The jacobian' function calculates both the result and the Jacobian of a nonscalar-to-nonscalar function, using m invocations of kahn AD, where m is the output dimensionality. Applying fmap snd to the result will recover the result of jacobian | An alias for gradF'

ghci> jacobian' ([x,y] -> [y,x,x*y]) [2,1] [(1,[0,1]),(2,[1,0]),(2,[1,2])]

jacobianWith :: (Traversable f, Functor g, Num a) => (a -> a -> b) -> (forall s. f (AD s (Kahn a)) -> g (AD s (Kahn a))) -> f a -> g (f b) Source

'jacobianWith g f' calculates the Jacobian of a non-scalar-to-non-scalar function f with kahn AD lazily in m passes for m outputs.

Instead of returning the Jacobian matrix, the elements of the matrix are combined with the input using the g.

jacobian = jacobianWith (_ dx -> dx)
jacobianWith const = (f x -> const x <$> f x)

jacobianWith' :: (Traversable f, Functor g, Num a) => (a -> a -> b) -> (forall s. f (AD s (Kahn a)) -> g (AD s (Kahn a))) -> f a -> g (a, f b) Source

jacobianWith g f' calculates both the result and the Jacobian of a nonscalar-to-nonscalar function f, using m invocations of kahn AD, where m is the output dimensionality.

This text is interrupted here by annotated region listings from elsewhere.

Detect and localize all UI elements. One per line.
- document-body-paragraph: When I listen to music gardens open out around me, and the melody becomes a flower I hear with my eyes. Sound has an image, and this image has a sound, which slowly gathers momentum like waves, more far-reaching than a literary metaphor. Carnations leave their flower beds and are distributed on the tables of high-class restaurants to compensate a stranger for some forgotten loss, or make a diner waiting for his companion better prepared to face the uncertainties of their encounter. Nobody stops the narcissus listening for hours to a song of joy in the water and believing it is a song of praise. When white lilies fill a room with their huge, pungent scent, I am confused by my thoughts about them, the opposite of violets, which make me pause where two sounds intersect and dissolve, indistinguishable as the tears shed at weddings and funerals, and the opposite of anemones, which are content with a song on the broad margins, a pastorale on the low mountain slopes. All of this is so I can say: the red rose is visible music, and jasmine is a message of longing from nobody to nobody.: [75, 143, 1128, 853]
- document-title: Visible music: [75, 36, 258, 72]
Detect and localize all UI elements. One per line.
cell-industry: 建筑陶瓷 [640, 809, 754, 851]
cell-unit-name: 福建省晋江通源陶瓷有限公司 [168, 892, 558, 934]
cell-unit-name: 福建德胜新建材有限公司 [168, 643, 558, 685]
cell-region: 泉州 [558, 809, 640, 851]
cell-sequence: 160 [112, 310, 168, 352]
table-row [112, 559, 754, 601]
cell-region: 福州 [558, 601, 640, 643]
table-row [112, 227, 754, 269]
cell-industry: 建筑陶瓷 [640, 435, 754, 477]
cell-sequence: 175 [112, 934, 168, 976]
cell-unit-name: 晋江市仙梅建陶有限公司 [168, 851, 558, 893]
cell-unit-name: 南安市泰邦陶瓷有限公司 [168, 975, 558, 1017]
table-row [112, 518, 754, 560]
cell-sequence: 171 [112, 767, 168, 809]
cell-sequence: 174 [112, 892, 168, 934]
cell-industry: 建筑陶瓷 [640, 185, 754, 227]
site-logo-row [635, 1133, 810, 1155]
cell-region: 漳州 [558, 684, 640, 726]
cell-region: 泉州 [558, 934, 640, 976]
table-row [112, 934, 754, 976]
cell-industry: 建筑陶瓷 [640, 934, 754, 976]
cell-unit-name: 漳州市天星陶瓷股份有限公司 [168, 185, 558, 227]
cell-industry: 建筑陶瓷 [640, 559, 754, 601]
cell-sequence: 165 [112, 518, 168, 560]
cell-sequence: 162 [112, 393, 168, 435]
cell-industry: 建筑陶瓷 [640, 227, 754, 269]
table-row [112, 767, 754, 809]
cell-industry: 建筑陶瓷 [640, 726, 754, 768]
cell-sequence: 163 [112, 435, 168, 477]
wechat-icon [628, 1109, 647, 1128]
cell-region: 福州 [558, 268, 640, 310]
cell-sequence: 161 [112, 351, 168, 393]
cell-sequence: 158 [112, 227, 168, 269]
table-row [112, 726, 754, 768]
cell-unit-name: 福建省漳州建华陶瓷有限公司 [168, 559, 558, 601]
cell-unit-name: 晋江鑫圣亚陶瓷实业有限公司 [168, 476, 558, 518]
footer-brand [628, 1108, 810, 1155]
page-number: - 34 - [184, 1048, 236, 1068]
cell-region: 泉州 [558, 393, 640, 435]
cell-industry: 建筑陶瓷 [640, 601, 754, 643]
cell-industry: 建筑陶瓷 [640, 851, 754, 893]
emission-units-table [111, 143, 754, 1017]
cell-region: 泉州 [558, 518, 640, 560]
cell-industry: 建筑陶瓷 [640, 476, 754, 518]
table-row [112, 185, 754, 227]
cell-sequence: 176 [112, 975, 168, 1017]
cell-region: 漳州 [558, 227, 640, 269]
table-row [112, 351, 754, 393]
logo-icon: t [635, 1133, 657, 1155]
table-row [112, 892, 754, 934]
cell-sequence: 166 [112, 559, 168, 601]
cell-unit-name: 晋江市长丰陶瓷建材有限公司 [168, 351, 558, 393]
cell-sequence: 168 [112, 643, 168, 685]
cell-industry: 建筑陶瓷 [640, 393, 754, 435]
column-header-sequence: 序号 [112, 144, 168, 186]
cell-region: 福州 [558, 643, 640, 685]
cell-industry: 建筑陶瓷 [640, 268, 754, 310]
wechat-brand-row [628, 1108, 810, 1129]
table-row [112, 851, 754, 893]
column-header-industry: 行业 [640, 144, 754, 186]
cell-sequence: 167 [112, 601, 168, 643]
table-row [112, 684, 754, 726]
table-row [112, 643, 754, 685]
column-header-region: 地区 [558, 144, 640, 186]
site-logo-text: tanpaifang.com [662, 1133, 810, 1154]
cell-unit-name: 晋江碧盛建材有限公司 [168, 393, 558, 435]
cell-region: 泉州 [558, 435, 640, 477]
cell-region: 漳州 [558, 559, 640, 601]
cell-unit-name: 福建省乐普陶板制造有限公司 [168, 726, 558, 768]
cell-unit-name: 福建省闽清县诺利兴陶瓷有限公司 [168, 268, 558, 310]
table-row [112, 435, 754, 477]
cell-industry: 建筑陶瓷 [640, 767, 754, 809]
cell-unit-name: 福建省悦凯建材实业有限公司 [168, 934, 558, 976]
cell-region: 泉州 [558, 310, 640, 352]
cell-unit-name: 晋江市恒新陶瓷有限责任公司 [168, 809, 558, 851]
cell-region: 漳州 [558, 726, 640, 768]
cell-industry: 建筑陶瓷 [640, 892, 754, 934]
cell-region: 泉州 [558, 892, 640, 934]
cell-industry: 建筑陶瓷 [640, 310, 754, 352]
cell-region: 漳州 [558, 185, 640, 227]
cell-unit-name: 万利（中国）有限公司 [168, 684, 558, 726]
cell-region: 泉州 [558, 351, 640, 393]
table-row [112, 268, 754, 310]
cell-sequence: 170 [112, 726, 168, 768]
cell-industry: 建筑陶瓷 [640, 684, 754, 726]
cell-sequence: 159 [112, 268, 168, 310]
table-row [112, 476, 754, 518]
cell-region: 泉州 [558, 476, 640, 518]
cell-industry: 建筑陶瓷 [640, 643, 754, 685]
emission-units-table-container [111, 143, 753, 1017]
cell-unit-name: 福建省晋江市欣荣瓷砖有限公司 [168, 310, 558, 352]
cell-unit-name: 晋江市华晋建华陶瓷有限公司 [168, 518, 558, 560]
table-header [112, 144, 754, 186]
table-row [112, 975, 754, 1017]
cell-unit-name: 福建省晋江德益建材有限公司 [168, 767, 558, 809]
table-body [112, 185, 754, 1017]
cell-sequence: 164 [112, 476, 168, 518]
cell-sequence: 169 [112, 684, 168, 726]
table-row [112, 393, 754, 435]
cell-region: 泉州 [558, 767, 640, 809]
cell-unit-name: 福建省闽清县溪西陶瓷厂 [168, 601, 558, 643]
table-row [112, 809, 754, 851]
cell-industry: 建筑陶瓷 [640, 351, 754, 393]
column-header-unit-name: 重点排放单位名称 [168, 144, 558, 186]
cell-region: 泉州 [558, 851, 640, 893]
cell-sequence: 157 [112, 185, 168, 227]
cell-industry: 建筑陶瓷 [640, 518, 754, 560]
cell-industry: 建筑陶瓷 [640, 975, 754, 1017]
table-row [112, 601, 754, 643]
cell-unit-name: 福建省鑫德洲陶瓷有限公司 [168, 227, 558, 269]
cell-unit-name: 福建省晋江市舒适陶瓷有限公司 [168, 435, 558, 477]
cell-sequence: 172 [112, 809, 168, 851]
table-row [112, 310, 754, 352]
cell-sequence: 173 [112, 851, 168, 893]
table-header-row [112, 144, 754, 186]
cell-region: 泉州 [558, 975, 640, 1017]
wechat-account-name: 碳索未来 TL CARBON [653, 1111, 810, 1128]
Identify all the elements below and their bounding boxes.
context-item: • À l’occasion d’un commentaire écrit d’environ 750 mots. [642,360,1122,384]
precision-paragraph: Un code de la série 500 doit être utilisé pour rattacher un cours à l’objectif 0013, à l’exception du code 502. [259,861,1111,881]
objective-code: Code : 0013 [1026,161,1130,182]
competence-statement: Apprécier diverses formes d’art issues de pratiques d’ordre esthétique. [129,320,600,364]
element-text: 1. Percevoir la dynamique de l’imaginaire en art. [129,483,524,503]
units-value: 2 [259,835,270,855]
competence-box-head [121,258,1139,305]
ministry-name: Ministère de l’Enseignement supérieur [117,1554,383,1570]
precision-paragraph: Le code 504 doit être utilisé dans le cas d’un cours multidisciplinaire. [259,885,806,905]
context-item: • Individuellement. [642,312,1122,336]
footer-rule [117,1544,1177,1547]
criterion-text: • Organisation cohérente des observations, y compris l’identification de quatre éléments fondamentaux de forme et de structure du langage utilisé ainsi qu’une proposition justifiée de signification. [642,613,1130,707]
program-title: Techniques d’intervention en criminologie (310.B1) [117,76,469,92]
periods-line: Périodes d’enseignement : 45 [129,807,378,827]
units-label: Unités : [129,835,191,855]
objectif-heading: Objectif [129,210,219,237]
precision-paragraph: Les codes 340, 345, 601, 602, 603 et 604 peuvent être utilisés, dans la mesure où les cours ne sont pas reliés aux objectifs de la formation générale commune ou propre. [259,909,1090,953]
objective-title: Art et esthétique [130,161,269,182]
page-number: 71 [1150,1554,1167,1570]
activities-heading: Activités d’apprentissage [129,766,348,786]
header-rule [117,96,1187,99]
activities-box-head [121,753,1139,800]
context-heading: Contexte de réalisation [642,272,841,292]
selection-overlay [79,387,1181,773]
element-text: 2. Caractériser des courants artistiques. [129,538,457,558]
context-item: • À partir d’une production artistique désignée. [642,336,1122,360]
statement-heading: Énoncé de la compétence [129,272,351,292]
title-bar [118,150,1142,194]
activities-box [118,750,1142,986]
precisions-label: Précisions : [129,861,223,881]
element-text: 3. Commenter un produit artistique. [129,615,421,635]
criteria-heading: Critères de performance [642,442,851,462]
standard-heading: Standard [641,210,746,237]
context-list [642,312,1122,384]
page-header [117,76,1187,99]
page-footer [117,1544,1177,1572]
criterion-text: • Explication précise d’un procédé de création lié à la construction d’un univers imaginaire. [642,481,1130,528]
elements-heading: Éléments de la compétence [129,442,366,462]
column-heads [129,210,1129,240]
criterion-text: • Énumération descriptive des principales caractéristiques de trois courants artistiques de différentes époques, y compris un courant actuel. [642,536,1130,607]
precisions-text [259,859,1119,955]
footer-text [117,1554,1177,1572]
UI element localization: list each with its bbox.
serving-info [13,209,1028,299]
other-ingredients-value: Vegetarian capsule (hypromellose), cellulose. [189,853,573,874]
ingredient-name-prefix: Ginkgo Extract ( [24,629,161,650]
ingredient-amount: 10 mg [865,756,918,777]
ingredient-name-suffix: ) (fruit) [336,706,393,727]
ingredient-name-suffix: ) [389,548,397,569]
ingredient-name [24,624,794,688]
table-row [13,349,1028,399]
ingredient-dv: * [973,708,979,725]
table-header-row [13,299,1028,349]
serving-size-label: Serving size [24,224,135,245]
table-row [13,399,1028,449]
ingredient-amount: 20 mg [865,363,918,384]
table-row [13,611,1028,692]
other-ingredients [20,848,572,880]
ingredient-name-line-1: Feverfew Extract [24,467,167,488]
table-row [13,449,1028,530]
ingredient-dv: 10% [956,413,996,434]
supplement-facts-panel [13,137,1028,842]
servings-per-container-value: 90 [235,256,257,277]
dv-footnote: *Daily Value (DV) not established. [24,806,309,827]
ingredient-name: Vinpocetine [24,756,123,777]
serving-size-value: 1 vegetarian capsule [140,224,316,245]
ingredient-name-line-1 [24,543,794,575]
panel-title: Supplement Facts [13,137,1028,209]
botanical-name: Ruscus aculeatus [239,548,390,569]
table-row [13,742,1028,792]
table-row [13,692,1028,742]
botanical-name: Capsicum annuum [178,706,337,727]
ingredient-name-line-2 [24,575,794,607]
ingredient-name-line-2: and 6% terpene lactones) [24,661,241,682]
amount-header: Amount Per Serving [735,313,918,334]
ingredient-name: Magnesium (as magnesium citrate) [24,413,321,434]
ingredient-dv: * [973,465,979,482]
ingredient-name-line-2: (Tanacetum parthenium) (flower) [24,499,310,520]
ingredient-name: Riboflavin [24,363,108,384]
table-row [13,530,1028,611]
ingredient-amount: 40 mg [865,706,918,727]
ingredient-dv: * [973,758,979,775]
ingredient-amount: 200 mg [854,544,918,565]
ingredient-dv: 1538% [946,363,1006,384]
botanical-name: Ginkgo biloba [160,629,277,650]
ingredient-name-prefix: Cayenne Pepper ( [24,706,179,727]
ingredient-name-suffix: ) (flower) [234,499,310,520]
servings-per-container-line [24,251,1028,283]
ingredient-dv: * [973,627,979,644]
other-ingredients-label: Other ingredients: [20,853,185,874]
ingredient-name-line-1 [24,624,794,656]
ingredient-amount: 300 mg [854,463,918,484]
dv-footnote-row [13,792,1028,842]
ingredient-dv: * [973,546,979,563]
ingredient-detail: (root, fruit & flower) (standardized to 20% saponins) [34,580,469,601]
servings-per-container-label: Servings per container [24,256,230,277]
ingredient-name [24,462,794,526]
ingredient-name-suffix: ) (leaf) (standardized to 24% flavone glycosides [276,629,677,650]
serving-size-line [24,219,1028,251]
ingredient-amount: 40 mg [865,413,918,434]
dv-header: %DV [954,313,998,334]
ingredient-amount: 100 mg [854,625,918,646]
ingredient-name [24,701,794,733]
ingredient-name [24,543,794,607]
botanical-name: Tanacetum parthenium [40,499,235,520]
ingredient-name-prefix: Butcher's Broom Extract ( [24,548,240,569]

Applying fmap snd to the result will recover the result of jacobianWith

Instead of returning the Jacobian matrix, the elements of the matrix are combined with the input using the g.

jacobian' == jacobianWith' (_ dx -> dx)

Hessian

hessian :: (Traversable f, Num a) => (forall s. f (AD s (On (Kahn (Kahn a)))) -> AD s (On (Kahn (Kahn a)))) -> f a -> f (f a) Source

Compute the hessian via the jacobian of the gradient. gradient is computed in Kahn mode and then the jacobian is computed in Kahn mode.

However, since the grad f :: f a -> f a is square this is not as fast as using the forward-mode jacobian of a reverse mode gradient provided by hessian.

>>> hessian (\[x,y] -> x*y) [1,2]
[[0,1],[1,0]]

hessianF :: (Traversable f, Functor g, Num a) => (forall s. f (AD s (On (Kahn (Kahn a)))) -> g (AD s (On (Kahn (Kahn a))))) -> f a -> g (f (f a)) Source

Compute the order 3 Hessian tensor on a non-scalar-to-non-scalar function via the Kahn-mode Jacobian of the Kahn-mode Jacobian of the function.

Less efficient than hessianF.

>>> hessianF (\[x,y] -> [x*y,x+y,exp x*cos y]) [1,2]
[[[0.0,1.0],[1.0,0.0]],[[0.0,0.0],[0.0,0.0]],[[-1.1312043837568135,-2.4717266720048188],[-2.4717266720048188,1.1312043837568135]]]

Derivatives

diff :: Num a => (forall s. AD s (Kahn a) -> AD s (Kahn a)) -> a -> a Source

Compute the derivative of a function.

>>> diff sin 0
1.0
>>> cos 0
1.0

diff' :: Num a => (forall s. AD s (Kahn a) -> AD s (Kahn a)) -> a -> (a, a) Source

The diff' function calculates the value and derivative, as a pair, of a scalar-to-scalar function.

>>> diff' sin 0
(0.0,1.0)

diffF :: (Functor f, Num a) => (forall s. AD s (Kahn a) -> f (AD s (Kahn a))) -> a -> f a Source

Compute the derivatives of a function that returns a vector with regards to its single input.

>>> diffF (\a -> [sin a, cos a]) 0
[1.0,0.0]

diffF' :: (Functor f, Num a) => (forall s. AD s (Kahn a) -> f (AD s (Kahn a))) -> a -> f (a, a) Source

Compute the derivatives of a function that returns a vector with regards to its single input as well as the primal answer.